What is the accuracy cost of enforcing temporal causality inside model parameters?
This explores what you give up — in raw accuracy or capacity — when you bake a 'no peeking at the future' rule directly into a model's weights and routing, rather than enforcing it after the fact through retrieval or filtering.
This explores what you give up when you bake a 'no peeking at the future' rule directly into a model's weights and routing, rather than enforcing it after the fact. The cleanest answer in the corpus is the most surprising one: enforcing temporal causality architecturally can *lower* error rather than raise it. Can routing mask future experts to prevent knowledge leakage? trains separate experts on disjoint two-year slices of data and masks any expert whose window postdates the query — and this cuts future-knowledge errors by ~15% while *guaranteeing* the model never leaks information it shouldn't have known yet. So the headline 'cost' isn't accuracy; it's capacity. By masking experts, you're voluntarily refusing to use part of the model on any given query, trading total parameter access for a hard correctness guarantee.
Why might that trade be cheap? Because the thing causality enforcement protects against is something LLMs are genuinely bad at on their own. Why do LLMs handle causal reasoning better than temporal reasoning? shows that models handle causal *relations* far better than temporal *ordering* — causal connectives are explicit and frequent in training text, while 'what came before what' is usually implicit and has to be inferred. In other words, temporal order is exactly the dimension a model is least reliable at policing for itself, so moving that job into the architecture removes a load-bearing weakness rather than amputating a strength.
The deeper lesson is that *where* you enforce a constraint determines what it costs. Pushing rules into the weights via fine-tuning is the expensive path: Can decoding-time tuning preserve knowledge better than weight fine-tuning? finds that direct weight fine-tuning corrupts knowledge stored in lower layers, while a decoding-time intervention leaves the base knowledge intact. Does fine-tuning disconnect reasoning steps from final answers? adds that fine-tuning can quietly sever the link between a model's reasoning steps and its answers, making the reasoning performative. TiMoE's trick is that it never overwrites learned knowledge to enforce its rule — it *partitions and gates* it. The constraint lives in routing, not in corrupted parameters, which is why it dodges the usual fine-tuning tax.

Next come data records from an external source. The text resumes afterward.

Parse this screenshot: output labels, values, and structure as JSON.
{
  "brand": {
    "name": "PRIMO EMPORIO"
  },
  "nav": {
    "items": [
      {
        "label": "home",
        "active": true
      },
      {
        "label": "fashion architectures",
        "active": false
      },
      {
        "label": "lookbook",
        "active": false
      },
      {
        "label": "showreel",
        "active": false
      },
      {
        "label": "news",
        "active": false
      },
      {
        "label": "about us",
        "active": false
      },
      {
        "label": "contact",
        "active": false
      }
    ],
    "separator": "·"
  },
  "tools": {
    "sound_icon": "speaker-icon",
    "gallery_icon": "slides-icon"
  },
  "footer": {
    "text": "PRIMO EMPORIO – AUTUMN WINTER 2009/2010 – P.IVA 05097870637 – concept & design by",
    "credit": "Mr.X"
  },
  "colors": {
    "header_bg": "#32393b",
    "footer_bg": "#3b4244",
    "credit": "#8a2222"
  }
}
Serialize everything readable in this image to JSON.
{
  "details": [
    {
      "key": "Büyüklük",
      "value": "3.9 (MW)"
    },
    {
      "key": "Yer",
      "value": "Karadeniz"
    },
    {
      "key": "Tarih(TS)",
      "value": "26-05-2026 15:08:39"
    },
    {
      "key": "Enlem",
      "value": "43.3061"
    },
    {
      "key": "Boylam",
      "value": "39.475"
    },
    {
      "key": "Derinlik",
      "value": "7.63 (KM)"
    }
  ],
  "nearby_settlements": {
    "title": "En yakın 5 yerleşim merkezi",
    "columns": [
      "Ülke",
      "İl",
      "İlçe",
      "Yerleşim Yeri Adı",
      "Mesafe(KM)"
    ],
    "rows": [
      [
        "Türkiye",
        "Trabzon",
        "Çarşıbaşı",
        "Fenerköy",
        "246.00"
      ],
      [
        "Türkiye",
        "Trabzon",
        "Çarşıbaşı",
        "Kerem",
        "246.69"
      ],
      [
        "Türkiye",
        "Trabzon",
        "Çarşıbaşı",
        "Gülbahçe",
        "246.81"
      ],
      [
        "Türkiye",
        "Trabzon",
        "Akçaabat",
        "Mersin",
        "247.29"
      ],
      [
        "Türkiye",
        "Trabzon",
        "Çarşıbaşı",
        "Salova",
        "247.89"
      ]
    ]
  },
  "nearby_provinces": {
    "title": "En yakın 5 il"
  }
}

This points at a general design principle the corpus keeps circling: isolate the constraint instead of dissolving it into the whole model. Can isolating task-specific parameters prevent multi-task fine-tuning interference? shows that freezing task-specific 'core' parameter regions beats blending everything together, and notes pointedly that temporal scheduling *alone* fails without explicit structural isolation. Does reinforcement learning update only a small fraction of parameters? suggests models naturally route capability into sparse, structured subnetworks anyway — so carving the parameter space along temporal lines works with the grain of how these models organize knowledge, not against it.
The thing you didn't know you wanted to know: the most reliable way to make a model honor temporal causality may be to stop asking it to *reason* about time at all. Can separating causal models from language models improve reasoning? takes this to its logical end — pull causal structure out of the LLM entirely into a formal model and let the LLM only render the language. Causality enforced as architecture (routing, partitioning, external structure) is nearly free; causality demanded of the weights as a learned skill is where the real accuracy bill comes due.
Sources 7 notes
TiMoE pre-trains experts on disjoint two-year slices and masks experts whose windows postdate the query, cutting future-knowledge errors by ~15% while guaranteeing strict causal validity. This shows temporal grounding can be an architectural property, not just a retrieval patch.
ChatGPT excels at causal relations but struggles with temporal ordering because causal connectives are explicit and frequent in training data, while temporal order is often implicit and must be inferred contextually.
Proxy-tuning closes 88-91% of the alignment gap while surpassing direct fine-tuning on knowledge tasks by leaving base model weights untouched. Direct fine-tuning corrupts knowledge storage in lower layers, whereas proxy-tuning applies distributional shifts that primarily affect reasoning and style.
Three faithfulness tests show fine-tuned models generate reasoning chains that less reliably influence final outputs. Early termination, paraphrasing, and filler substitution all produce invariant answers more often after fine-tuning, suggesting reasoning becomes performative rather than functional.
Research shows that identifying core parameter regions per task, clustering overlapping tasks, and freezing core parameters while geometrically merging non-core parameters consistently outperforms standard multi-task fine-tuning. Temporal task scheduling alone proves insufficient without explicit structural parameter isolation.
Across seven RL algorithms and ten LLM families, RL induces intrinsic parameter sparsity of 5–30% without explicit regularization. Critically, these sparse updates are nearly full-rank and nearly identical across random seeds, indicating structural rather than arbitrary parameter selection.
Causal Reflection separates causal reasoning into a formal dynamic model with a Reflect mechanism for revision, relegating the LLM to structured inference and language rendering. This architecture sidesteps asking LLMs to perform causal reasoning directly, addressing both spurious-correlation failures and RL's explanation gap.